Istria is a proof that nature presents us with premium fruits if we safeguard the treasures entrusted to us for use
This region is special due to the biological diversity, opulent flora and special microclimate characteristics. Natural processes in progress for many years enabled the unification of an exceptional flora and fauna world and thus Istria truly is abundant with wonders of nature. Among regions protected by the law these are natural reserves: National Park Brijuni, Nature Park Učka, protected landscape Limski zaljev, forest park Zlatni rt and ornithological reserve Palud, forest park Šijana, protected landscape Kamenjak and Motovun forest abundant with truffles.
Grey and Green Istria
Due to the flysch layers and the huge quantities of clay and its grey colour, central Istria is also known as Grey Istria. Since flysch layers are waterproof, the many streams have created numerous ravines through which rainfalls are descending. An important part of that region of Istria are the valleys of rivers Mirna and Raša with their tributaries, and their form is conditioned by the composition of rocks – in areas where softer flysch layers are predominant, rivers have a wide tributaries network while in areas with harder rocks rivers have incised deep and steep canyons. Due to the flourishing fauna, this area, especially the area surrounding Pazin and Buzet, is also known as Green Istria.
Owing to waterproof flysch layers, central Istria is not lacking water, and the diversity of its water treasures includes rivers, streams and lakes as well as many groundwater springs.
The most important surface watercourses are Mirna, Raša, Boljunčica and Dragonja as well as the subterranean river Pazinčica. Mirna is the longest Istrian river most abundant with water. It is 53 km long, it springs near Buzet and flows into the Adriatic Sea near Novigrad. Together with its tributaries Butoniga and Krvara, Mirna is the natural border of the Motovun municipality in the west, north and northeast. From Buzet to the mouth, the river flow is slightly descending and during average water level it is relatively peaceful and that’s probably why the river was named Mirna (Croatian: peaceful).
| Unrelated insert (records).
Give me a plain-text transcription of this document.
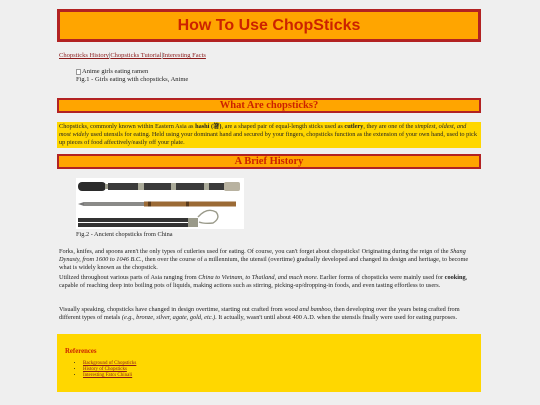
How To Use ChopSticks
Chopsticks History|Chopsticks Tutorial|Interesting Facts
Anime girls eating ramen
Fig.1 - Girls eating with chopsticks, Anime
What Are chopsticks?
Chopsticks, commonly known within Eastern Asia as hashi (箸), are a shaped pair of equal-length sticks used as cutlery, they are one of the simplest, oldest, and most widely used utensils for eating. Held using your dominant hand and secured by your fingers, chopsticks function as the extension of your own hand, used to pick up pieces of food affectively/easily off your plate.
A Brief History
Fig.2 - Ancient chopsticks from China

Forks, knifes, and spoons aren't the only types of cutleries used for eating. Of course, you can't forget about chopsticks! Originating during the reign of the Shang Dynasty, from 1600 to 1046 B.C., then over the course of a millennium, the utensil (overtime) gradually developed and changed its design and heritage, to become what is widely known as the chopstick.

Utilized throughout various parts of Asia ranging from China to Vietnam, to Thailand, and much more. Earlier forms of chopsticks were mainly used for cooking, capable of reaching deep into boiling pots of liquids, making actions such as stirring, picking-up/dropping-in foods, and even tasting effortless to users.

Visually speaking, chopsticks have changed in design overtime, starting out crafted from wood and bamboo, then developing over the years being crafted from different types of metals (e.g., bronze, silver, agate, gold, etc.). It actually, wasn't until about 400 A.D. when the utensils finally were used for eating purposes.

References
• Background of Chopsticks
• History of Chopsticks
• Interesting Fatcs Chinali
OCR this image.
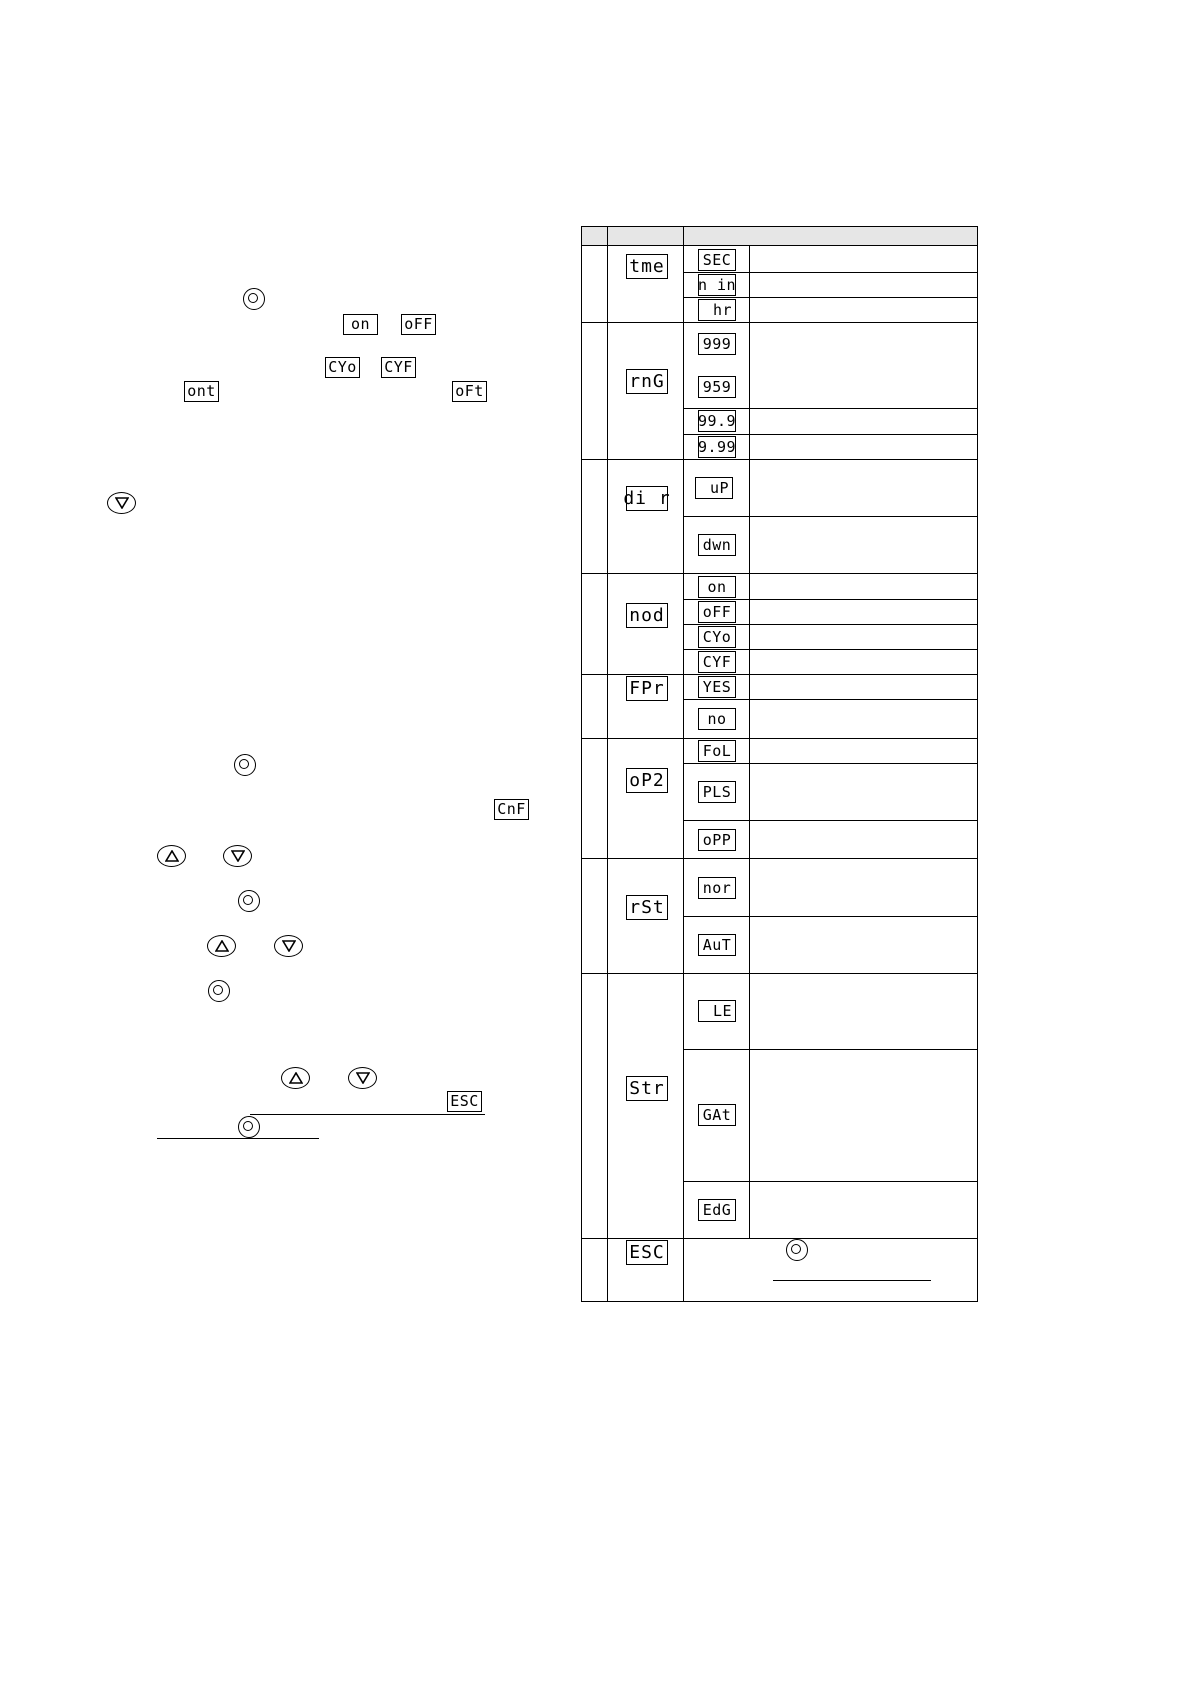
on	oFF
CYo CYF
ont	oFt
CnF
ESC
tme
rnG
di r
nod
FPr
oP2
rSt
Str
ESC
SEC
n in
hr
999
959
99.9
9.99
uP
dwn
on
oFF
CYo
CYF
YES
no
FoL
PLS
oPP
nor
AuT
LE
GAt
EdG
The overall Motovun municipality is a water supply area with 3 springs of potable water (underneath the settlement Beletićev brijeg, underneath the city Motovun and near the small village Šćulci) and 6 capped springs (near the small village Rudela, in Divjaki, near Sv. Bartol, in the small village Valenti, in Vela besides Murar and south from the small village Klarići). It is also often possible to see karst puddles, small and shallow water habitats resulting from the accumulation of water in the hollows in the soil.
Owing to the specific microclimate and the favourable influence of the river Mirna, the area of Motovun and its surroundings is very fertile. The terrain is most suitable for viticulture and olive-growing as well as for growing vegetables, but the most prevalent product are wines. The most often produced varieties are Istrian Malvazija, Muscat, Chardonnay, Grey and White Pinot, Teran, Merlot, Cabernet Sauvignon and Cabernet Franc.
Increasingly produced are olive oils which, just like wines, are a synonym of Istrian lifestyle. Olive oil is often used as the only ingredient for meals, for emphasizing the natural flavour of cheese, fresh vegetables, seafood, meat or pasta dishes. Istrian olive oils are most often produced from varieties Istrian bjelica, frantoio, leccino, bugla and črnica.
Motovun forest is the biggest rounded habitat of three black truffle varieties (Tuber Aestivum, Tuber Brumale and Tuber Uncinatum) as well as the famous Istrian white truffle (Tuber Magnatum Pico). They are most often found underneath pedunculate oak trees growing alongside the river Mirna and these oaks are also distinctive for the Istrian flora because they are usually characteristic for continental valley parts of Croatia.